Introdotti dall’Ambasiciatore Dore Gold (Presidente del JCPA) e dall’Ambasciatore Giulio Terzi di San’Agata (già Ministro degli esteri italiano), si sono confrontati Yuval Steinitz (già Ministro dell’energia di Israele), Fabrizio Mattana (Executive vice president Gas Assets Edison), Paolo Formentini (vicepresidente della Commissione esteri della Camera), Noam Katz (già Direttore del Dipartimento Affari Pubblici del Ministero degli Esteri israeliano) e il giornalista Francesco De Palo. 

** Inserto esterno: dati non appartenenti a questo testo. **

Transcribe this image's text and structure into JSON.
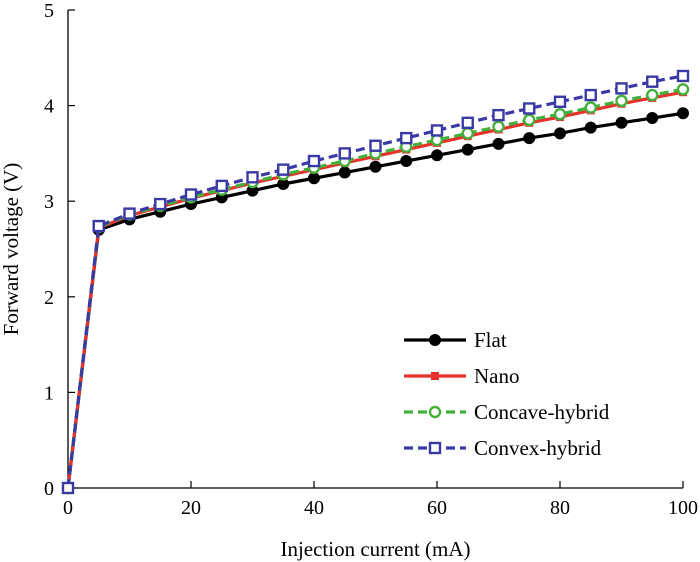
{
  "chart_data": {
    "type": "line",
    "xlabel": "Injection current (mA)",
    "ylabel": "Forward voltage (V)",
    "xlim": [
      0,
      100
    ],
    "ylim": [
      0,
      5
    ],
    "xticks": [
      0,
      20,
      40,
      60,
      80,
      100
    ],
    "yticks": [
      0,
      1,
      2,
      3,
      4,
      5
    ],
    "xtick_labels": [
      "0",
      "20",
      "40",
      "60",
      "80",
      "100"
    ],
    "ytick_labels": [
      "0",
      "1",
      "2",
      "3",
      "4",
      "5"
    ],
    "grid": false,
    "legend_position": "lower-right",
    "x": [
      0,
      5,
      10,
      15,
      20,
      25,
      30,
      35,
      40,
      45,
      50,
      55,
      60,
      65,
      70,
      75,
      80,
      85,
      90,
      95,
      100
    ],
    "series": [
      {
        "name": "Flat",
        "color": "#000000",
        "marker": "filled-circle",
        "dash": "solid",
        "values": [
          0,
          2.7,
          2.81,
          2.89,
          2.97,
          3.04,
          3.11,
          3.18,
          3.24,
          3.3,
          3.36,
          3.42,
          3.48,
          3.54,
          3.6,
          3.66,
          3.71,
          3.77,
          3.82,
          3.87,
          3.92
        ]
      },
      {
        "name": "Nano",
        "color": "#e8312b",
        "marker": "filled-square",
        "dash": "solid",
        "values": [
          0,
          2.72,
          2.85,
          2.94,
          3.03,
          3.11,
          3.19,
          3.26,
          3.33,
          3.4,
          3.47,
          3.54,
          3.61,
          3.68,
          3.75,
          3.82,
          3.88,
          3.95,
          4.02,
          4.08,
          4.14
        ]
      },
      {
        "name": "Concave-hybrid",
        "color": "#44b03c",
        "marker": "open-circle",
        "dash": "dashed",
        "values": [
          0,
          2.73,
          2.86,
          2.95,
          3.04,
          3.12,
          3.2,
          3.28,
          3.35,
          3.42,
          3.5,
          3.57,
          3.64,
          3.71,
          3.78,
          3.85,
          3.91,
          3.98,
          4.05,
          4.11,
          4.17
        ]
      },
      {
        "name": "Convex-hybrid",
        "color": "#3a3aa6",
        "marker": "open-square",
        "dash": "dashed",
        "values": [
          0,
          2.74,
          2.87,
          2.97,
          3.07,
          3.16,
          3.25,
          3.33,
          3.42,
          3.5,
          3.58,
          3.66,
          3.74,
          3.82,
          3.9,
          3.97,
          4.04,
          4.11,
          4.18,
          4.25,
          4.31
        ]
      }
    ]
  }
}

L’occasione è stata utile per mettere l’accento sugli aspetti economici, geopolitici e diplomatici relativi al gasdotto Eastmed che potrebbe condurre il gas da Israele al Salento, passando per Cipro e Grecia e cementando così una nuova partnership macro regionale. Il gasdotto sottomarino sarebbe il più lungo di sempre: nonostante abbia perso il sostegno americano per non irritare l’alleato sul Bosforo, resta una preziosa spinta verso lo sfruttamento concreto dei giacimenti.

Secondo il direttore di Mondogreco, Francesco De Palo, “Eastmed sta diventando il terreno su cui l’Europa deve confrontarsi non solo con esigenze concrete come la crisi energetica, ma anche nell’ottica di un nuovo rapporto con Israele e badando a non restare sempre sotto schiaffo di players terzi, come accaduto varie volte in passato in Siria, Libia, accordo migranti con la Turchia”.